Vector search refers to the process of finding vectors that are most similar to a given query vector, using a similarity measure. Ultipa supports the following similarity measures:

L2 Distance (Euclidean Distance): Calculates the straight-line distance between two points in a high-dimensional space. This measure is sensitive to the magnitude of the vectors.

Cosine Similarity: Measures the cosine of the angle between two vectors, indicating their orientation in space. It is independent of vector magnitude.

Inner Product: Computes the dot product between two vectors, often used when the magnitude of the vectors is important.

Example Graph

The example graph consists of 10 Book nodes, each containing the properties name, author, summary, and summaryEmbedding. The summaryEmbedding holds the 384-dimensional text embeddings of the summary, generated using the all-MiniLM-L6-v2 model from Hugging Face.


CREATE GRAPH myGraph { 
  NODE Book ({title string, author string, summary text, summaryEmbedding list<double>})
} PARTITION BY HASH(Crc32) SHARDS [1]

Showing Vector Indexes

To retrieve node vector indexes in the current graph:

GQL
SHOW NODE VECTOR INDEX

The information about vector indexes is organized into a _nodeVectorIndex table with the following fields:

Field	Description
`name`	Vector index name.
`schema`	The schema of the vector index.
`properties`	The property of the vector index.
`vector_server_name`	The vector server that hosts the vector index.
`status`	Vector index status, which can be `DONE` or `CREATING`.
`config`	Vector index configuration, including `similarity_function`, `index_type`, and `dimensions`.

Creating a Vector Index

You can create a vector index using the CREATE VECTOR INDEX statement for a node property of the list<float> or list<double> type. The vector index creation runs as a job, you may run SHOW JOB <id?> afterward to verify the success of the creation.

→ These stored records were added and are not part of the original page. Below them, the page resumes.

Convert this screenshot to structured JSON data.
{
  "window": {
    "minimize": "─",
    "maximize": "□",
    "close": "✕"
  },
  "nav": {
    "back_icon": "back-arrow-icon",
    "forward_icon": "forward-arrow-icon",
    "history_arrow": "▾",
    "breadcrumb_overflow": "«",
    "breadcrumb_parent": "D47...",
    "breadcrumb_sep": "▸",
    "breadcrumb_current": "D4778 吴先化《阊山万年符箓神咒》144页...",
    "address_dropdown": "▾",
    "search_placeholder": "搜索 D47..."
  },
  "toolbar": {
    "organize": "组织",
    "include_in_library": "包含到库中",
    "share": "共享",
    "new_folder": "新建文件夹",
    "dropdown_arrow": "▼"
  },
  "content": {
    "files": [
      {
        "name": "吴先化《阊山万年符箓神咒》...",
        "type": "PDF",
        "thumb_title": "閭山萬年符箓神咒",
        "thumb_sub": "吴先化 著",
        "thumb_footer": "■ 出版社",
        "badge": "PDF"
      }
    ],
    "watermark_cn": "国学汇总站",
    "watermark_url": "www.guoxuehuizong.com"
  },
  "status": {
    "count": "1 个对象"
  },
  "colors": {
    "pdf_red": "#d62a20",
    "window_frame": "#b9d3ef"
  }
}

To create a vector index named summary_embedding for the property summaryEmbedding of Book nodes:

GQL
CREATE VECTOR INDEX "summary_embedding" ON NODE Book (summaryEmbedding) OPTIONS {
  similarity_function: "COSINE",
  index_type: "FLAT",
  dimensions: 384,
  vector_server: "vector_server_1"
}

To create a vector index for all node labels:

GQL
CREATE VECTOR INDEX "all_embeddings" ON NODE * (embedding) OPTIONS {
  similarity_function: "COSINE",
  index_type: "HNSW",
  dimensions: 1536
}

Details

The vector index name must be unique. Naming conventions are:
- 2 to 64 characters.
- Begins with a letter.
- Allowed characters: letters (A-Z, a-z), numbers (0-9) and underscores (_).
A vector index is applied to a single label and a single property. Use * to apply to all labels.
Configurations for a vector index:

Item	Type	Default	Description
`similarity_function`	String	`L2`	The similarity function used to assess the similarity of two vectors. Supports `L2`, `COSINE`, and `IP`. Learn more
`index_type`	String	`FLAT`	The method used to organize and search the vectors in the index. Supports `FLAT`, `IVF_FLAT`, `IVF_SQ8`, `HNSW`, `HNSW_SQ`, `HNSW_PQ`, `HNSW_PRQ`, and `SCANN`. Learn more
`dimensions`	Integer	`128`	The dimensions of the vectors to be indexed. Only vectors of the configured dimension are indexed, and querying the index with a vector of a different dimensions will return an error.
`m`	Integer	`16`	HNSW parameter: Maximum number of connections per node. Higher values improve recall but increase memory and build time.
`efConstruction`	Integer	`200`	HNSW parameter: Size of dynamic candidate list during index construction. Higher values improve quality but increase build time.
`vector_server`	String	/	The name of the vector server that hosts the vector index.

Dropping a Vector Index

You can drop a vector index using the DROP VECTOR INDEX statement. Dropping a vector index does not affect the actual property values stored in shards.

NOTE

A property with a vector index cannot be dropped until the vector index is deleted.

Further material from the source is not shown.